3. Having heard learned counsel for the parties we have reached the conclusion that this application must be dismissed. It is not necessary to enter into an examination of the relative competence, ability and work of Hindi teachers and English teachers. Even if it be assumed that the teachers employed in the Primary Schools run by the Bhilai Steel Project are State employees and that the teachers and headmasters employed in Hindi, Primary Schools do the same work as is done by the teachers and headmasters in English Primary Schools and are in no way inferior to those teaching English, still the difference in the scales of pay of those teaching Hindi and those teaching English cannot be held to be offending Article 14 of the Constitution. This is clear from the decisions of the Supreme Court in Kishori v. Union of India, (AIR 1962 SC 1139) and State of Punjab v. Joginder Singh, AIR 1963 SC 913. In both these cases it has been pointed out that the State can constitute two services consisting of employees doing the same work but with different scales of pay or subject to different conditions of service and that the constitution of such services is not violative of Article 14 and further that the proposition that equal work must receive equal pay or that if there is equality in pay and work there have to be equal conditions of service is untenable. The matter is, therefore, concluded by the aforesaid decisions of the Supreme Court and the petitioners' contention that teachers and headmasters in Hindi Primary Schools must be given the same scales of pay as are given to teachers and headmasters in English Primary Schools cannot be accepted.
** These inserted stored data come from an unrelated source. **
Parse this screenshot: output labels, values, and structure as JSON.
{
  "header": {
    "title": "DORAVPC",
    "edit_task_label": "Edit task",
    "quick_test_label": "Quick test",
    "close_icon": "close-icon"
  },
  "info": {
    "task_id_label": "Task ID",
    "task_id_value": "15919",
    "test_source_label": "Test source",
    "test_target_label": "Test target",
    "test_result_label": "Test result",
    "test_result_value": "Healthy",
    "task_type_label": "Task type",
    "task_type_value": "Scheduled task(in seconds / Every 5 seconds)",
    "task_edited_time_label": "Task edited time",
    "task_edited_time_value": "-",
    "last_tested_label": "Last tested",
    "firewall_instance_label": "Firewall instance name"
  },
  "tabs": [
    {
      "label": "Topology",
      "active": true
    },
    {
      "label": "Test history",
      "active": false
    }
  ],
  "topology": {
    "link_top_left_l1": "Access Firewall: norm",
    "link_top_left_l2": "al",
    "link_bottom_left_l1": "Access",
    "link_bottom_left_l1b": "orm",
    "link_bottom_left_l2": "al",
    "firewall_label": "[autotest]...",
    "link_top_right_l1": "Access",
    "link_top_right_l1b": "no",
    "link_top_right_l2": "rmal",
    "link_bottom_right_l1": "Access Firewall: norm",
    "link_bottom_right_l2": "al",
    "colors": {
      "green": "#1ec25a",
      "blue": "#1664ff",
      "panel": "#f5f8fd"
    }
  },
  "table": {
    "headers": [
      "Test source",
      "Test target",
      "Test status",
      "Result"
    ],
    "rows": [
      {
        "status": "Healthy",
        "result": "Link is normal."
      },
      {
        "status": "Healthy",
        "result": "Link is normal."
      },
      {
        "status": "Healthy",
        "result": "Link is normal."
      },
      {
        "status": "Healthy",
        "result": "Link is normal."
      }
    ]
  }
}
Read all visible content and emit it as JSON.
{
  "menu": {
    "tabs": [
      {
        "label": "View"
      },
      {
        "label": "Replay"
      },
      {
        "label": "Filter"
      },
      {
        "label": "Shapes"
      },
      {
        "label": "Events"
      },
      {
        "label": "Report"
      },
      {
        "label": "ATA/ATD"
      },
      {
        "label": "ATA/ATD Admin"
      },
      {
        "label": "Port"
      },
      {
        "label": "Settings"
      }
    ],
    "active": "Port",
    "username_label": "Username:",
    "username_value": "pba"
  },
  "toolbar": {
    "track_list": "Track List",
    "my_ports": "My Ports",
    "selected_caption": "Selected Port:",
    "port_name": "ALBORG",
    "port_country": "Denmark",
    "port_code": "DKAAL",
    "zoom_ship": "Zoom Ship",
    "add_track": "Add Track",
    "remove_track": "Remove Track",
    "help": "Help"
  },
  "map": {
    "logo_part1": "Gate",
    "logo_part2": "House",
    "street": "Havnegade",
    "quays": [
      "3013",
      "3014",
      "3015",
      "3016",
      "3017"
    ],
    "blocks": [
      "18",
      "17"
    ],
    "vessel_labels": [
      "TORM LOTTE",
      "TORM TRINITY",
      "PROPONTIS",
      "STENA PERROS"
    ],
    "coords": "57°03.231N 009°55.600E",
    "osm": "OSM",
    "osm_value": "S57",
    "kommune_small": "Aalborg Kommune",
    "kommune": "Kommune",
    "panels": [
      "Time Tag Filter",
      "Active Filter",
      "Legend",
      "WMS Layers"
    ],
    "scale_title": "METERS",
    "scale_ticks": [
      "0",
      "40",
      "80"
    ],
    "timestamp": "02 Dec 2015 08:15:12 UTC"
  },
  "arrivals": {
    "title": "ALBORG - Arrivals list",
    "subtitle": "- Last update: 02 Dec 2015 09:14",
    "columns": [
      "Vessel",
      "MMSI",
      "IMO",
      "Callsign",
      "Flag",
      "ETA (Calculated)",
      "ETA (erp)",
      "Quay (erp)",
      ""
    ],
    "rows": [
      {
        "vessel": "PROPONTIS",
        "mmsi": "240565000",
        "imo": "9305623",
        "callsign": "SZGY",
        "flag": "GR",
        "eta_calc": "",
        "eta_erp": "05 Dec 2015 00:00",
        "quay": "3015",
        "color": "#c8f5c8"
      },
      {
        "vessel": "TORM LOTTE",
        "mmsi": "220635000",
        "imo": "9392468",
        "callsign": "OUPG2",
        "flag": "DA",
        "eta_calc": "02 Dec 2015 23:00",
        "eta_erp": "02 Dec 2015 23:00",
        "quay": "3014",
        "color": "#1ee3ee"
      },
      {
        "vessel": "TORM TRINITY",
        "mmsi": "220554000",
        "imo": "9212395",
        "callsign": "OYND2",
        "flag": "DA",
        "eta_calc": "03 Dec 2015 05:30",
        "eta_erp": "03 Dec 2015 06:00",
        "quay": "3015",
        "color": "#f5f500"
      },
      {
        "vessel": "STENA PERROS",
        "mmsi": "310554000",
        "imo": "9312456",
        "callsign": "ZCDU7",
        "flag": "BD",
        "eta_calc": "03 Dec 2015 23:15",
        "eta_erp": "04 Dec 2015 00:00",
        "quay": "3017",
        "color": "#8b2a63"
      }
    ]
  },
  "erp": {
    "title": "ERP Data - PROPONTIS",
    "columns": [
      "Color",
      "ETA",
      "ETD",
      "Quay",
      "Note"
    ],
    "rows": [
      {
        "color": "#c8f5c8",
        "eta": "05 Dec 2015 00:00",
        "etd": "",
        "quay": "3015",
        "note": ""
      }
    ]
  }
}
4. Shri Dharmadhikari, learned counsel for the petitioners also urged that there was disparity in the chances of promotion between Hindi teachers and English teachers and that this disparity was contrary to Article 16 of the Constitution. The contention cannot be entertained as it has not been raised in the petition. The petitioners have made no attempt to show how and in what manner there is disparity in the matter of promotion as between Hindi teachers and English teachers. It must also be pointed out that if the qualifications prescribed for Hindi teachers and English teachers are different, if the methods of recruitment of these teachers are different and these teachers have separate avenues of promotion, then Hindi and English teachers form two distinct and separate classes. That being so, 'as between them, there can be no scope for predicating equality or inequality of opportunity in matters of promotion.' As pointed out by the Supreme Court in All India Station Masters' and Asst. Station Masters' Association, Delhi v. General Manager, Central Railway, AIR 1960 SC 384 and AIR 1963 SC 913, 'if there are two distinct services, there can be no question of inter se seniority between members of the two services, nor of any comparison between the two in the matter of promotion for founding an argument based upon Article 14 or Article 16.'
5. For these reasons, this petition is dismissed with costs of the respondents Nos. 1 and 2. Counsel's fee is fixed at Rs. 150/-. The outstanding amount of the security deposit after deduction of costs shall be refunded to the petitioners.